RESULTS: Withdraw: 39%; Stay: 58%.
3. The Harris Poll. Nov. 9-14, 2004
"Do you favor keeping a large number of U.S. troops in Iraq until there is a stable government there OR bringing most of our troops home in the next year?"
RESULTS: Withdraw: 47%; Stay: 50%
(Like Gallup, the following polls have not raised the question of withdrawal versus staying: NBC News/ Wall Street Journal; Quinnipiac University; Associate Press/Ipsos; CBSNews/New York Times. This is peculiar since we are routinely exhorted not to dwell on the mistakes of the past where Bush and the necons are soundly thrashed in the polls, but to decide what we should do about the future. Strangely most polling does not consider the future.)

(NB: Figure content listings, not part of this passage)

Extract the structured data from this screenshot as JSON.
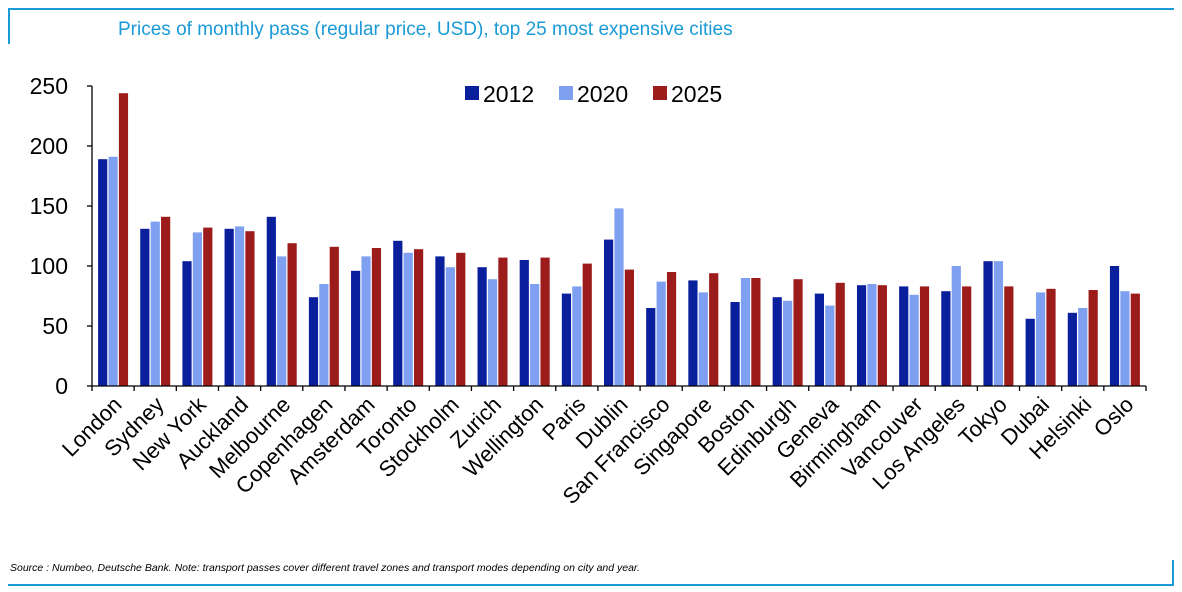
{
  "chart_data": {
    "type": "bar",
    "title": "Prices of monthly pass (regular price, USD), top 25 most expensive cities",
    "xlabel": "",
    "ylabel": "",
    "ylim": [
      0,
      250
    ],
    "yticks": [
      "0",
      "50",
      "100",
      "150",
      "200",
      "250"
    ],
    "grid": false,
    "legend_position": "top-center",
    "categories": [
      "London",
      "Sydney",
      "New York",
      "Auckland",
      "Melbourne",
      "Copenhagen",
      "Amsterdam",
      "Toronto",
      "Stockholm",
      "Zurich",
      "Wellington",
      "Paris",
      "Dublin",
      "San Francisco",
      "Singapore",
      "Boston",
      "Edinburgh",
      "Geneva",
      "Birmingham",
      "Vancouver",
      "Los Angeles",
      "Tokyo",
      "Dubai",
      "Helsinki",
      "Oslo"
    ],
    "series": [
      {
        "name": "2012",
        "color": "#0a1f9c",
        "values": [
          189,
          131,
          104,
          131,
          141,
          74,
          96,
          121,
          108,
          99,
          105,
          77,
          122,
          65,
          88,
          70,
          74,
          77,
          84,
          83,
          79,
          104,
          56,
          61,
          100
        ]
      },
      {
        "name": "2020",
        "color": "#7f9ff0",
        "values": [
          191,
          137,
          128,
          133,
          108,
          85,
          108,
          111,
          99,
          89,
          85,
          83,
          148,
          87,
          78,
          90,
          71,
          67,
          85,
          76,
          100,
          104,
          78,
          65,
          79
        ]
      },
      {
        "name": "2025",
        "color": "#9c1c1c",
        "values": [
          244,
          141,
          132,
          129,
          119,
          116,
          115,
          114,
          111,
          107,
          107,
          102,
          97,
          95,
          94,
          90,
          89,
          86,
          84,
          83,
          83,
          83,
          81,
          80,
          77
        ]
      }
    ]
  },
  "source_note": "Source : Numbeo, Deutsche Bank. Note: transport passes cover different travel zones and transport modes depending on city and year."
}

So there it is; somewhere between 39% and 47% of the populationwant the US out of Iraq as soon as possible. And this number is all the more amazing since the option of withdrawal is nowhere advocated or even discussed in the mainstream media or even in the "liberal" media except to dismiss it. There exceptions are Nader and the Greens, but they are clearly personae non gratae, even on "lib" outlets like Air America. (All the leading Democrats are for putting in more troops and continuing the war, leaving the 39-47% of us unrepresented by either major party. Another Democratic betrayal!)

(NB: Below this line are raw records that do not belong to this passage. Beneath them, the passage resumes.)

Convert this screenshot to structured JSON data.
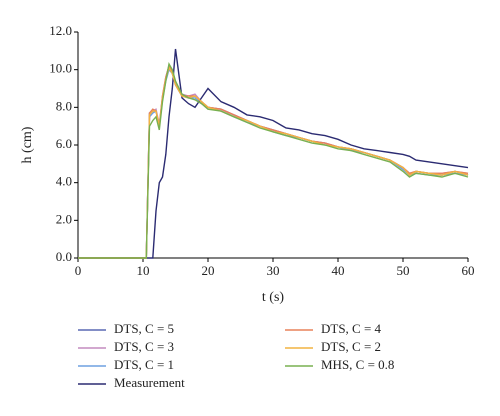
{
  "chart_data": {
    "type": "line",
    "x_label": "t (s)",
    "y_label": "h (cm)",
    "x": [
      0,
      5,
      10,
      10.5,
      11,
      11.5,
      12,
      12.5,
      13,
      13.5,
      14,
      14.5,
      15,
      16,
      17,
      18,
      19,
      20,
      22,
      24,
      26,
      28,
      30,
      32,
      34,
      36,
      38,
      40,
      42,
      44,
      46,
      48,
      50,
      51,
      52,
      54,
      56,
      58,
      60
    ],
    "xlim": [
      0,
      60
    ],
    "xticks": [
      0,
      10,
      20,
      30,
      40,
      50,
      60
    ],
    "ylim": [
      0,
      12
    ],
    "yticks": [
      {
        "value": 0,
        "label": "0.0"
      },
      {
        "value": 2,
        "label": "2.0"
      },
      {
        "value": 4,
        "label": "4.0"
      },
      {
        "value": 6,
        "label": "6.0"
      },
      {
        "value": 8,
        "label": "8.0"
      },
      {
        "value": 10,
        "label": "10.0"
      },
      {
        "value": 12,
        "label": "12.0"
      }
    ],
    "grid": false,
    "series": [
      {
        "name": "DTS, C = 5",
        "color": "#5a68b4",
        "values": [
          0,
          0,
          0,
          0,
          7.7,
          7.8,
          7.8,
          7.0,
          8.5,
          9.5,
          10.1,
          9.8,
          9.2,
          8.6,
          8.5,
          8.6,
          8.3,
          8.0,
          7.9,
          7.6,
          7.3,
          7.0,
          6.8,
          6.6,
          6.4,
          6.2,
          6.1,
          5.9,
          5.8,
          5.6,
          5.4,
          5.2,
          4.8,
          4.4,
          4.6,
          4.5,
          4.4,
          4.6,
          4.4
        ]
      },
      {
        "name": "DTS, C = 3",
        "color": "#c48bbf",
        "values": [
          0,
          0,
          0,
          0,
          7.6,
          7.8,
          7.9,
          7.1,
          8.6,
          9.6,
          10.2,
          9.9,
          9.3,
          8.7,
          8.6,
          8.7,
          8.3,
          8.0,
          7.9,
          7.6,
          7.3,
          7.0,
          6.8,
          6.6,
          6.4,
          6.2,
          6.1,
          5.9,
          5.8,
          5.6,
          5.4,
          5.2,
          4.8,
          4.5,
          4.6,
          4.5,
          4.5,
          4.6,
          4.5
        ]
      },
      {
        "name": "DTS, C = 1",
        "color": "#6fa0e0",
        "values": [
          0,
          0,
          0,
          0,
          7.5,
          7.7,
          7.8,
          7.0,
          8.4,
          9.4,
          10.0,
          9.8,
          9.2,
          8.6,
          8.5,
          8.5,
          8.2,
          8.0,
          7.8,
          7.5,
          7.2,
          7.0,
          6.7,
          6.5,
          6.4,
          6.2,
          6.0,
          5.9,
          5.7,
          5.6,
          5.4,
          5.2,
          4.7,
          4.4,
          4.5,
          4.4,
          4.4,
          4.5,
          4.4
        ]
      },
      {
        "name": "Measurement",
        "color": "#2b2b72",
        "values": [
          0,
          0,
          0,
          0,
          0,
          0,
          2.5,
          4.0,
          4.3,
          5.5,
          7.5,
          9.0,
          11.1,
          8.5,
          8.2,
          8.0,
          8.5,
          9.0,
          8.3,
          8.0,
          7.6,
          7.5,
          7.3,
          6.9,
          6.8,
          6.6,
          6.5,
          6.3,
          6.0,
          5.8,
          5.7,
          5.6,
          5.5,
          5.4,
          5.2,
          5.1,
          5.0,
          4.9,
          4.8
        ]
      },
      {
        "name": "DTS, C = 4",
        "color": "#e8825a",
        "values": [
          0,
          0,
          0,
          0,
          7.7,
          7.9,
          7.8,
          7.0,
          8.6,
          9.6,
          10.2,
          9.9,
          9.2,
          8.6,
          8.6,
          8.6,
          8.3,
          8.0,
          7.9,
          7.6,
          7.3,
          7.0,
          6.8,
          6.6,
          6.4,
          6.2,
          6.1,
          5.9,
          5.8,
          5.6,
          5.4,
          5.2,
          4.8,
          4.5,
          4.6,
          4.5,
          4.5,
          4.6,
          4.5
        ]
      },
      {
        "name": "DTS, C = 2",
        "color": "#f2b441",
        "values": [
          0,
          0,
          0,
          0,
          7.6,
          7.8,
          7.8,
          7.0,
          8.5,
          9.5,
          10.1,
          9.8,
          9.2,
          8.6,
          8.5,
          8.6,
          8.3,
          8.0,
          7.8,
          7.5,
          7.3,
          7.0,
          6.7,
          6.6,
          6.4,
          6.2,
          6.0,
          5.9,
          5.8,
          5.6,
          5.4,
          5.2,
          4.8,
          4.4,
          4.6,
          4.5,
          4.4,
          4.6,
          4.4
        ]
      },
      {
        "name": "MHS, C = 0.8",
        "color": "#78b050",
        "values": [
          0,
          0,
          0,
          0,
          7.0,
          7.3,
          7.5,
          6.8,
          8.3,
          9.4,
          10.3,
          10.0,
          9.4,
          8.7,
          8.5,
          8.4,
          8.2,
          7.9,
          7.8,
          7.5,
          7.2,
          6.9,
          6.7,
          6.5,
          6.3,
          6.1,
          6.0,
          5.8,
          5.7,
          5.5,
          5.3,
          5.1,
          4.6,
          4.3,
          4.5,
          4.4,
          4.3,
          4.5,
          4.3
        ]
      }
    ]
  }
}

As an example of this dismissiveness, take the column of Nicholas Kristoff (NYT, Nov. 27) where he opines: "Lately, I’ve been quiet about the war because it’s easy to rail about the administration’s foolishness last year but a lot harder to offer constructive suggestions for what we should do now. President Bush’s policy on Iraq has migrated from delusional — we would be welcomed with flowers, we should disband the Iraqi army, security is fine, the big problem is exaggerations by nervous Nellie correspondents — to reasonable today. These days, the biggest risk may come from the small but growing contingent on the left that wants to bring our troops home now." (Emphasis mine.) Got that. Right now the biggest danger is not Bush or the neocons or the silent liberals, but a "small but growing contingent on the left"! Let us pass over the fact that arguments which Kristoff makes for staying the course are the very same ones made in Vietnam mainly that our sudden departure would unleash a bloodbath, this time in the form of a civil war.

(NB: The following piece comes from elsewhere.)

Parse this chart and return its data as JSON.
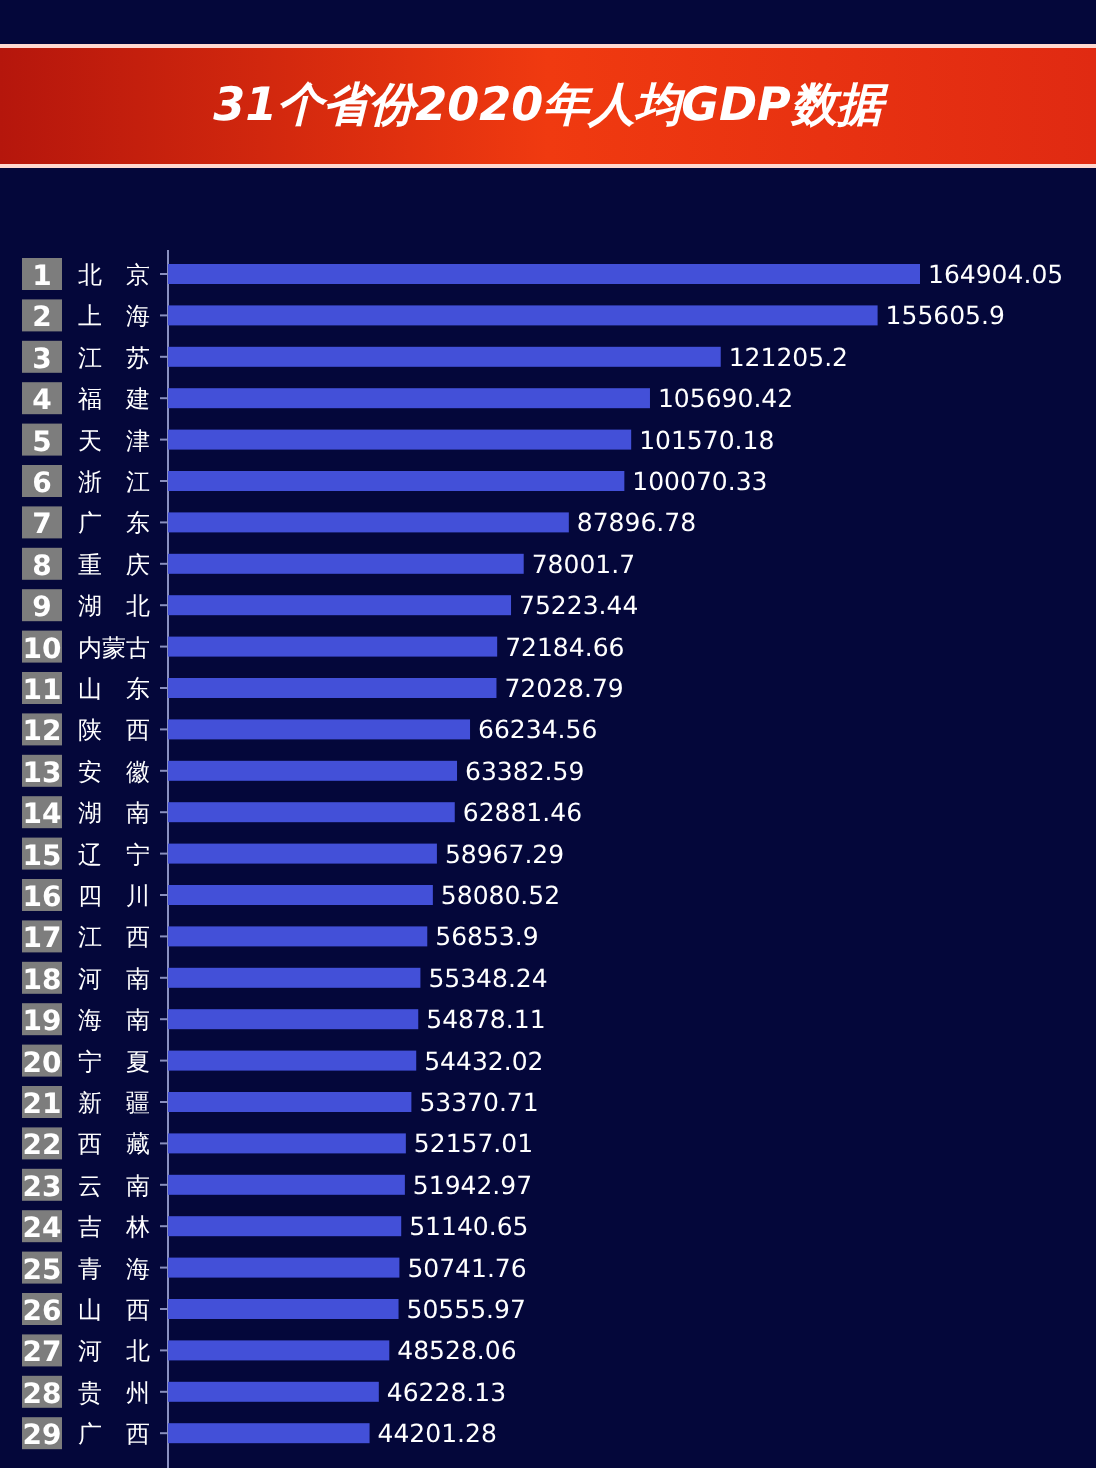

What is most nefarious is Kristoff’s attempt to label those of us calling for immediate withdrawal as a "small" contingent on the left. That "small" contingent is 39-47% of the population. When I called this fact to the attention of Kristoff and the Times Ombudsman, citing the Harris and then the Pew poll, I got nothing more than a lot of weasel words in emails and a slew of distortions on the Kristoff blog. (Judge for yourself how honestly Kristoff handles this by looking at blog #689 and then re-examine the polls above.) Dismissing the option of immediate withdrawal has crept from the op-ed page to the front page. Shades of Judith Miller.
Why would Kristoff and the Times try to disappear the peace movement this way? Of course I have no way of knowing for sure. But the effect of such "journalism" is to discourage those of us who are trying to get the U.S. out of Iraq by making us feel that our numbers are small. So let us not be discouraged. We are very close to being a majority. Let us demonstrate wherever Bush or Cheney or Rumsfeld or Wolfowitz appear. And let us make our case wherever we can. That is the only way to end this war. We are on our way to victory.
See you at the Demonstration at the Inaugural on January 20!